The highest quality liver of sulfur in solid form is a dark yellow, almost "liver" colored substance. As it ages and is exposed to air, its potency decreases, it will turn lighter yellow and finally white, at which point it has fully decomposed to a form with negligible reactivity.

==Usage==
===Metalworking===
Liver of sulfur is mainly used in metalworking to form a brown or black patina on copper and silver as well as many (though not all) copper alloys and silver alloys (brass, for example— a copper alloy— does not react with sulfur compounds).

As it ages and is exposed to air, it increasingly decomposes to sulfate of potash and carbonate of potash, neither of which has any value as an oxidizer of metal.

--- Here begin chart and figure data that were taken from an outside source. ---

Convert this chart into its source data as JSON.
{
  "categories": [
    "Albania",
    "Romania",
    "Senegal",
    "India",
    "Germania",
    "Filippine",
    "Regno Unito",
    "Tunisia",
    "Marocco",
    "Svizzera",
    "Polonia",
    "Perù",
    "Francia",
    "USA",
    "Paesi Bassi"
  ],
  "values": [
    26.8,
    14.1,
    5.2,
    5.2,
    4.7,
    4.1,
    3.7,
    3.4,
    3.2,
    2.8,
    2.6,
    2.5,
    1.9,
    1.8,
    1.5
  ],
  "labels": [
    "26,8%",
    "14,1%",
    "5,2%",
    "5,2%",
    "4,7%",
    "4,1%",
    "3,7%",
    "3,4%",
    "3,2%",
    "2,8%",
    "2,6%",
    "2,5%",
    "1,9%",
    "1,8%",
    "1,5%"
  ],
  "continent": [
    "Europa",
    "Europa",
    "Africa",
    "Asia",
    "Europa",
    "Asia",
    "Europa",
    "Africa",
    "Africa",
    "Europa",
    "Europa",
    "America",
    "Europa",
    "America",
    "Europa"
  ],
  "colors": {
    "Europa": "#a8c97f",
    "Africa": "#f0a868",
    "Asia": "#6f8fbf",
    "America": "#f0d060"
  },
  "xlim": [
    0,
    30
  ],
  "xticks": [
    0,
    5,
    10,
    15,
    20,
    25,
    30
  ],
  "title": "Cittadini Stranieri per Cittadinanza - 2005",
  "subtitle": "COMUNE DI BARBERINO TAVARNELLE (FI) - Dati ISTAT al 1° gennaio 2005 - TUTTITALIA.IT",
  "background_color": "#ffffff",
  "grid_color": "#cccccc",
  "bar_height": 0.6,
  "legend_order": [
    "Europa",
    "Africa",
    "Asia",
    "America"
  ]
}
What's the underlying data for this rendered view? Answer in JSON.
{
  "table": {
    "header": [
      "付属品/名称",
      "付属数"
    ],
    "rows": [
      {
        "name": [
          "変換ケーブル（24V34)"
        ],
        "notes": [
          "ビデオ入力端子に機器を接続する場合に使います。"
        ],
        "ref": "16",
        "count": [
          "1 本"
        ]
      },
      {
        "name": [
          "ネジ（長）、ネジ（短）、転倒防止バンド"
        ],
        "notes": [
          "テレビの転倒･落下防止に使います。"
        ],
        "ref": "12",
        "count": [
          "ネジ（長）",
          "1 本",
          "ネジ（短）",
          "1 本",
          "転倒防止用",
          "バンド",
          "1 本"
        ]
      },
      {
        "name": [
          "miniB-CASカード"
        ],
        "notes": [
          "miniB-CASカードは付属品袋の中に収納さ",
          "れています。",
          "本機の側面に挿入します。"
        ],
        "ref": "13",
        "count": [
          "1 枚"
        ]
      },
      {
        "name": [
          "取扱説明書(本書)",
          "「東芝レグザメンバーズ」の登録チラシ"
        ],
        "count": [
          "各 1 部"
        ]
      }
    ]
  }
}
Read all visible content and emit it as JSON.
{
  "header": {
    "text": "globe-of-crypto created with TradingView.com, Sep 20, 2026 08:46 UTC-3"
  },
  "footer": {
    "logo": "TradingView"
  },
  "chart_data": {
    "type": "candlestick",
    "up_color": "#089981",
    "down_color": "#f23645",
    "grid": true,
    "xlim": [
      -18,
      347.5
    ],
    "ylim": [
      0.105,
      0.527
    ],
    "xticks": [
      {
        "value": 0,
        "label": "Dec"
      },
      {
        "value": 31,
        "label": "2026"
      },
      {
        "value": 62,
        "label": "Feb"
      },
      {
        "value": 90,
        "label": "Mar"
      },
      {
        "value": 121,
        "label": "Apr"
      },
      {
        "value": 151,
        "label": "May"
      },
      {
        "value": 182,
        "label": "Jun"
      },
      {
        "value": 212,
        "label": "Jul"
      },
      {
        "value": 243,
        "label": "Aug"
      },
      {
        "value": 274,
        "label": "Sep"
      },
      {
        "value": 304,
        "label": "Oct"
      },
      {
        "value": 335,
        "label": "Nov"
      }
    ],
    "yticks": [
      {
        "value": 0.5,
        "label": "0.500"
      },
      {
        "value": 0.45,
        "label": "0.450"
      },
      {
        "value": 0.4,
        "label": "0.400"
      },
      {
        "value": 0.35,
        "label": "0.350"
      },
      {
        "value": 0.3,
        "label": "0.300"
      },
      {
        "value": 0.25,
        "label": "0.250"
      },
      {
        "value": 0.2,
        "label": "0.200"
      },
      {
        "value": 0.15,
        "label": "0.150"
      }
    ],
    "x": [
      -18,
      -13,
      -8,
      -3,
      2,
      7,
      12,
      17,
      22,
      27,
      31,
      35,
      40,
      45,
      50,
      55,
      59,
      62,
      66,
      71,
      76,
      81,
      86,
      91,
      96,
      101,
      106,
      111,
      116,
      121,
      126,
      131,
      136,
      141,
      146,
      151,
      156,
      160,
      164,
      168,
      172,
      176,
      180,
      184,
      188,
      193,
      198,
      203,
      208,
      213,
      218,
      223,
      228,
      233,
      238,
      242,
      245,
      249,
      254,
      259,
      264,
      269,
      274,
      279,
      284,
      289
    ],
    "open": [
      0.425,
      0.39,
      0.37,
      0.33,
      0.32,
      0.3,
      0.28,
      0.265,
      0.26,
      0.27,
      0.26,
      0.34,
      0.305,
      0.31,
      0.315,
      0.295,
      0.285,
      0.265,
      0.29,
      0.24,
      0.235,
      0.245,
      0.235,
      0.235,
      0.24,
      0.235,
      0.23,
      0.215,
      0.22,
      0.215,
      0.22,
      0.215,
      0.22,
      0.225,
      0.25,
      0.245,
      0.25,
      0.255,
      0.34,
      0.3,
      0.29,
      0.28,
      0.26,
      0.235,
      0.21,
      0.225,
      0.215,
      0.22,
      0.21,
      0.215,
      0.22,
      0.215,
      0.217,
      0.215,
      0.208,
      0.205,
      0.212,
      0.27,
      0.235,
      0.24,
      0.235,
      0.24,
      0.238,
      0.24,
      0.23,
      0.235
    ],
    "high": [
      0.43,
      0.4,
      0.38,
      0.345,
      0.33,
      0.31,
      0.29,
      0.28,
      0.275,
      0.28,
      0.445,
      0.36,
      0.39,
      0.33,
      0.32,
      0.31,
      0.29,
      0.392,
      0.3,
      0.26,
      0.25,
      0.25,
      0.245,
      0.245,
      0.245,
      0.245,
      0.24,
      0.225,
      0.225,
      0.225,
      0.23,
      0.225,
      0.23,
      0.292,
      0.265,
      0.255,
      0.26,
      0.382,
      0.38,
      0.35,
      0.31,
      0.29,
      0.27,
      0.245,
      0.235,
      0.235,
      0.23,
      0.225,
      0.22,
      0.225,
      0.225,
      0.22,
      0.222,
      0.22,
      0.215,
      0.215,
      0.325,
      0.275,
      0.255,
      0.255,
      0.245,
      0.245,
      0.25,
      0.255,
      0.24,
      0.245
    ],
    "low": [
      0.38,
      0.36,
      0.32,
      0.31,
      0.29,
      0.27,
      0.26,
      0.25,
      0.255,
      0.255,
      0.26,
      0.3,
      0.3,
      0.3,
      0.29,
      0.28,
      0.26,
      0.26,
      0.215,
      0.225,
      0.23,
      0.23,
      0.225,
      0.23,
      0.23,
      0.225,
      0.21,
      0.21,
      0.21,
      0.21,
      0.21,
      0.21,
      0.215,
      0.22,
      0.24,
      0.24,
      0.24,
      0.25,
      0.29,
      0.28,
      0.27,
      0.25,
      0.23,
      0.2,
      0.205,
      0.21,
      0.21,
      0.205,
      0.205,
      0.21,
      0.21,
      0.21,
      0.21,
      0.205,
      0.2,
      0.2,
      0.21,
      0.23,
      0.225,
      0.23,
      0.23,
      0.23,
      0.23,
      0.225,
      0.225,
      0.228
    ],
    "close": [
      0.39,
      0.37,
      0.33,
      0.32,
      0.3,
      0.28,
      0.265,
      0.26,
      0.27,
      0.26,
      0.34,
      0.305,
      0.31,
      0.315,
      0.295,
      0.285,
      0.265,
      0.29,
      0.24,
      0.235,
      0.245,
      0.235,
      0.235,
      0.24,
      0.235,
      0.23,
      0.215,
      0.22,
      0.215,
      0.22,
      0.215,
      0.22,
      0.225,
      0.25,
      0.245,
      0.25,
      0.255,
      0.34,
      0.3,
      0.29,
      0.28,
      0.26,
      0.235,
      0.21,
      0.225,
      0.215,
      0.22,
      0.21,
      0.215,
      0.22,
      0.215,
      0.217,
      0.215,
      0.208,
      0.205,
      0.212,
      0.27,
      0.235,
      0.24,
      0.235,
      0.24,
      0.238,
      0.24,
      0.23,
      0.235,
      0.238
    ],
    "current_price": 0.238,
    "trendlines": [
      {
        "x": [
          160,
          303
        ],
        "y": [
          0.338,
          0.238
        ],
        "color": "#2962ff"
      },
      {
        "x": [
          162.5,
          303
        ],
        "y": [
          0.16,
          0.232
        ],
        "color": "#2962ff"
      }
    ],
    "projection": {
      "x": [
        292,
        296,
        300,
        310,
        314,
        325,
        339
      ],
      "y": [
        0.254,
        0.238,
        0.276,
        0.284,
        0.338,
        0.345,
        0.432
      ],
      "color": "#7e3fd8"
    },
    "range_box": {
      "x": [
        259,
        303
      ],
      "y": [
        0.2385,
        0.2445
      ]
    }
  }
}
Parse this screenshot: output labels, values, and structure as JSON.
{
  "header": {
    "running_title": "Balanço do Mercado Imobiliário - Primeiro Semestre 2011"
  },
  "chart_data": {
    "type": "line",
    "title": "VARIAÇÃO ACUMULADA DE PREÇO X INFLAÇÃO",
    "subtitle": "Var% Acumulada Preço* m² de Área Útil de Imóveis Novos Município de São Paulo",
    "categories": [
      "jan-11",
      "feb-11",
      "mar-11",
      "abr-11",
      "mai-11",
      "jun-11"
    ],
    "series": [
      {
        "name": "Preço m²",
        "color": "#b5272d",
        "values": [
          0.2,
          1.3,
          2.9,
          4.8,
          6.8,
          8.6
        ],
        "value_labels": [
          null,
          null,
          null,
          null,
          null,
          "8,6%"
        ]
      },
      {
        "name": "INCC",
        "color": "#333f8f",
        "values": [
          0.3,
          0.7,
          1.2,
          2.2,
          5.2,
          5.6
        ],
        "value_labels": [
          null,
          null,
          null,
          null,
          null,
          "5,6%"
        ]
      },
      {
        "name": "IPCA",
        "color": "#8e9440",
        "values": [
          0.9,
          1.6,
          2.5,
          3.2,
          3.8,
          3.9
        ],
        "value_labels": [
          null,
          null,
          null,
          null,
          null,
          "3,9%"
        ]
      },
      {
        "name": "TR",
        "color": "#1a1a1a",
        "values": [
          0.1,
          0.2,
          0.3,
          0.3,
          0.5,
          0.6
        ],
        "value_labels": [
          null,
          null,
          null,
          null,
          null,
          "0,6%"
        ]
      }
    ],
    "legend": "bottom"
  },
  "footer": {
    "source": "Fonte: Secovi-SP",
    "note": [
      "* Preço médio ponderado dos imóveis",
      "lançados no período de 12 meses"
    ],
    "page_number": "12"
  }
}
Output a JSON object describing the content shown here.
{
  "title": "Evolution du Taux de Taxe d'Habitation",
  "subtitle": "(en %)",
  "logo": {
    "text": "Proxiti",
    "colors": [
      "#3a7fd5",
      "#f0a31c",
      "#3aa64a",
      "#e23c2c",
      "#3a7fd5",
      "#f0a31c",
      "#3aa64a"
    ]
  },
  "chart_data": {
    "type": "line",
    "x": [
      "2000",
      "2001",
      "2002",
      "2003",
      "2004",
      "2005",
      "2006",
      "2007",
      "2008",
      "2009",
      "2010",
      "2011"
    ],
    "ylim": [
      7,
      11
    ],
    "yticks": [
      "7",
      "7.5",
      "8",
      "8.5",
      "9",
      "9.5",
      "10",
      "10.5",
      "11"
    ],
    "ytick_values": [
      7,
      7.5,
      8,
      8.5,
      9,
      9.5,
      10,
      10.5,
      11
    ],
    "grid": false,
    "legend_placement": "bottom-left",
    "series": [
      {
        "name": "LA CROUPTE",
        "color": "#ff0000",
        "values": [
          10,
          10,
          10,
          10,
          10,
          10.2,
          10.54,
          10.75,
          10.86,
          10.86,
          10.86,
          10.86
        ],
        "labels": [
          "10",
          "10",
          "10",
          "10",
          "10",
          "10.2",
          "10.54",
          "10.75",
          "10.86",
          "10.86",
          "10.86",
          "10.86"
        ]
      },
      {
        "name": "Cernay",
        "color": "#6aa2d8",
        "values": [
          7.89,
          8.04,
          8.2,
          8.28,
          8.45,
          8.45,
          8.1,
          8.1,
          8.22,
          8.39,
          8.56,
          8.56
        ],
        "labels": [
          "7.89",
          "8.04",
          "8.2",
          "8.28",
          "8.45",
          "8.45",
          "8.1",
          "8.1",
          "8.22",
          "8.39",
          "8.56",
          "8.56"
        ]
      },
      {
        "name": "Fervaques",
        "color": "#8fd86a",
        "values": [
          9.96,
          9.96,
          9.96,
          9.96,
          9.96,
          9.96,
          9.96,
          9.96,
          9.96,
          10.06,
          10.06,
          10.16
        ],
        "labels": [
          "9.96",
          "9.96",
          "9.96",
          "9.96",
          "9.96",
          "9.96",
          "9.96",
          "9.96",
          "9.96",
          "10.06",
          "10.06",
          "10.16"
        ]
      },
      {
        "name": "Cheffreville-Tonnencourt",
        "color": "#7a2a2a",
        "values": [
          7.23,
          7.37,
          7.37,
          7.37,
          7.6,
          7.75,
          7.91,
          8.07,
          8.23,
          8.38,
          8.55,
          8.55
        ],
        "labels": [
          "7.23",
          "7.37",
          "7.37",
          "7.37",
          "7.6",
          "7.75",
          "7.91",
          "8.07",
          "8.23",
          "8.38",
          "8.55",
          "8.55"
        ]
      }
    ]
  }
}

The reactivity of liver of sulfur with silver and copper quickly creates a dark or colored patina on the metal. This is done by immersing the metal object in a solution of liver of sulfur and water. When treating silver, the solution must be hot, though if the bath is brought to its boiling point the liver of sulfur will quickly decompose and become ineffective. Also, if the concentration of the solution is too strong, the oxidation process will proceed too quickly and the layer of patina thus created will tend to flake away. The best results are usually obtained by using more dilute solutions and allowing the patina to build more slowly but more securely, and, for silver, keeping the solution just under its boiling point. Lastly, it is critical that the metal surface be extremely clean, as clean as would be necessary to electroplate the same surface. Even small amounts of oil on the metal such as that produced by handling without gloves will be sufficient to protect the metal surface from oxidation.

===Medical use===
Liver of sulfur was once -- no longer, because it is toxic -- used to counteract poisoning with several metals, including arsenic, copper, lead, and antimony. A lump was dissolved in warm water and the patient was instructed to drink the solution three or four times over the course of an hour. At one time sulfurated potash was used to combat arthritis. It eventually fell into disfavor for medical purposes because sulfides and polysulfides were discovered to be toxic in their own right.